The government’s longstanding 2.5% public sector wage cap was lifted to 3% for the coming financial year and 3.5% in 2023–24, but inflation is currently running at more than 5% and forecast to exceed 7% next year.

“This impacts every worker as the wage cap in NSW suppresses wages across the entire economy,” Morey said.

On housing policy, in addition to other measures, the government has announced an initial, and limited, land tax in place of the traditional stamp duty on new home purchases.

“Under the new, watered-down property tax plan, first home buyers will have the option of paying the upfront cost of stamp duty or a small, annual property tax payment of $400, plus 0.3% of the land value of the property,” the Combined Pensioners and Superannuants Association (CPSA) explained on June 22.

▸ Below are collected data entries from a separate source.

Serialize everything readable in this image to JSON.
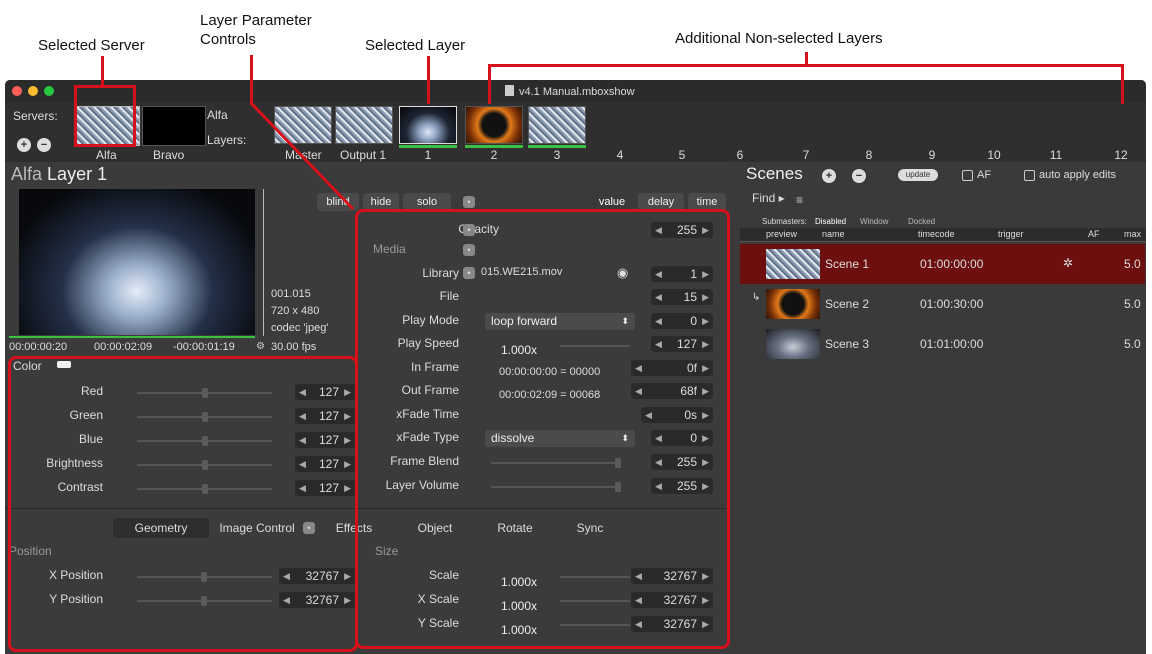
{
  "annotations": {
    "selected_server": "Selected Server",
    "layer_param_line1": "Layer Parameter",
    "layer_param_line2": "Controls",
    "selected_layer": "Selected Layer",
    "additional_layers": "Additional Non-selected Layers"
  },
  "window": {
    "title": "v4.1 Manual.mboxshow"
  },
  "servers": {
    "label": "Servers:",
    "items": [
      "Alfa",
      "Bravo"
    ],
    "current": "Alfa",
    "add": "+",
    "remove": "−"
  },
  "layers": {
    "label": "Layers:",
    "master": "Master",
    "output": "Output 1",
    "numbers": [
      "1",
      "2",
      "3",
      "4",
      "5",
      "6",
      "7",
      "8",
      "9",
      "10",
      "11",
      "12"
    ]
  },
  "panel": {
    "title_server": "Alfa",
    "title_layer": "Layer 1",
    "blind": "blind",
    "hide": "hide",
    "solo": "solo",
    "view_modes": [
      "value",
      "delay",
      "time"
    ],
    "preview_info": [
      "001.015",
      "720 x 480",
      "codec 'jpeg'",
      "30.00 fps"
    ],
    "timecodes": {
      "current": "00:00:00:20",
      "duration": "00:00:02:09",
      "remaining": "-00:00:01:19"
    }
  },
  "color": {
    "label": "Color",
    "rows": [
      {
        "name": "Red",
        "value": "127",
        "level": 0.5
      },
      {
        "name": "Green",
        "value": "127",
        "level": 0.5
      },
      {
        "name": "Blue",
        "value": "127",
        "level": 0.5
      },
      {
        "name": "Brightness",
        "value": "127",
        "level": 0.5
      },
      {
        "name": "Contrast",
        "value": "127",
        "level": 0.5
      }
    ]
  },
  "params": {
    "opacity": {
      "label": "Opacity",
      "value": "255"
    },
    "media_label": "Media",
    "library": {
      "label": "Library",
      "file_name": "015.WE215.mov",
      "value": "1"
    },
    "file": {
      "label": "File",
      "value": "15"
    },
    "play_mode": {
      "label": "Play Mode",
      "value": "loop forward",
      "num": "0"
    },
    "play_speed": {
      "label": "Play Speed",
      "field": "1.000x",
      "value": "127"
    },
    "in_frame": {
      "label": "In Frame",
      "field": "00:00:00:00 = 00000",
      "value": "0f"
    },
    "out_frame": {
      "label": "Out Frame",
      "field": "00:00:02:09 = 00068",
      "value": "68f"
    },
    "xfade_time": {
      "label": "xFade Time",
      "value": "0s"
    },
    "xfade_type": {
      "label": "xFade Type",
      "value": "dissolve",
      "num": "0"
    },
    "frame_blend": {
      "label": "Frame Blend",
      "value": "255",
      "level": 1.0
    },
    "layer_volume": {
      "label": "Layer Volume",
      "value": "255",
      "level": 1.0
    }
  },
  "tabs": [
    "Geometry",
    "Image Control",
    "Effects",
    "Object",
    "Rotate",
    "Sync"
  ],
  "geometry": {
    "position_label": "Position",
    "size_label": "Size",
    "x_position": {
      "label": "X Position",
      "value": "32767"
    },
    "y_position": {
      "label": "Y Position",
      "value": "32767"
    },
    "scale": {
      "label": "Scale",
      "field": "1.000x",
      "value": "32767"
    },
    "x_scale": {
      "label": "X Scale",
      "field": "1.000x",
      "value": "32767"
    },
    "y_scale": {
      "label": "Y Scale",
      "field": "1.000x",
      "value": "32767"
    }
  },
  "scenes": {
    "title": "Scenes",
    "update": "update",
    "af": "AF",
    "auto_apply": "auto apply edits",
    "find": "Find ▸",
    "submasters": "Submasters:",
    "submaster_modes": [
      "Disabled",
      "Window",
      "Docked"
    ],
    "columns": [
      "preview",
      "name",
      "timecode",
      "trigger",
      "AF",
      "max"
    ],
    "rows": [
      {
        "name": "Scene 1",
        "timecode": "01:00:00:00",
        "max": "5.0",
        "selected": true
      },
      {
        "name": "Scene 2",
        "timecode": "01:00:30:00",
        "max": "5.0",
        "selected": false
      },
      {
        "name": "Scene 3",
        "timecode": "01:01:00:00",
        "max": "5.0",
        "selected": false
      }
    ]
  },
  "colors": {
    "accent_red": "#d8101b",
    "selected_row": "#6e0f0f",
    "green_bar": "#3fbf3f"
  }
}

“It’s still going to cost $664 million though over the two-year ‘trial’ period. This money could have been better spent, on building social housing for example, for which there is nothing meaningful in this year’s budget,” CPSA said.

“Despite increasing wait-lists, little was announced to ease social housing pressures, with only $37 million committed to provide 120 new social housing dwellings for rough sleepers as part of the Together Home program.

“There was also a $300 million contribution to maintaining existing social housing properties, but community housing advocates were hoping for much more," CPSA noted.

“Replacing stamp duty with a land tax can work for people with plenty of money coming in. But for people on low incomes, it is unaffordable. That includes many pensioners.”

The budget further entrenches the privatisation of transport, including massive public subsidies to corporate owners of tollways and public transport networks.

Ross Gittins commented in the June 21 Sydney Morning Herald that Sydney’s “maze of private tollways, most with a licence to whack up the tolls quarterly or annually by a minimum of 4% a year” was a way of keeping official debt down by shifting the cost onto the motorists of present and future decades.

“This ill-considered mess has proved so costly to people in outer-suburban electorates that the latest ‘reform’ is for taxpayers to subsidise the worst-affected motorists — and thereby the excessive profits granted to the tollway companies.”

NSW Greens spokesperson Jenny Leong said that this was not the “women’s budget” the treasurer claimed it was.

“This budget actively ignores the calls of frontline services for desperately needed, ongoing funding,” Leong said.

“This government knows that 1 in 3 calls to the NSW Sexual Violence Helpline go unanswered and that Women’s Health Centres are struggling to get by. Instead of acting, they have opted for small offerings and meaningless announceables. A spend of $100 million over 4 years is insulting."

Nature Conservation Council spokesperson Chris Gambian said the budget will “incentivise habitat destruction, which is now happening at a record rates”.

“Habitat loss from land clearing and logging is the biggest threat to koalas and other many other native species," Gambian said. "If the government is serious about tackling the biodiversity crisis, it must reform its broken land clearing laws."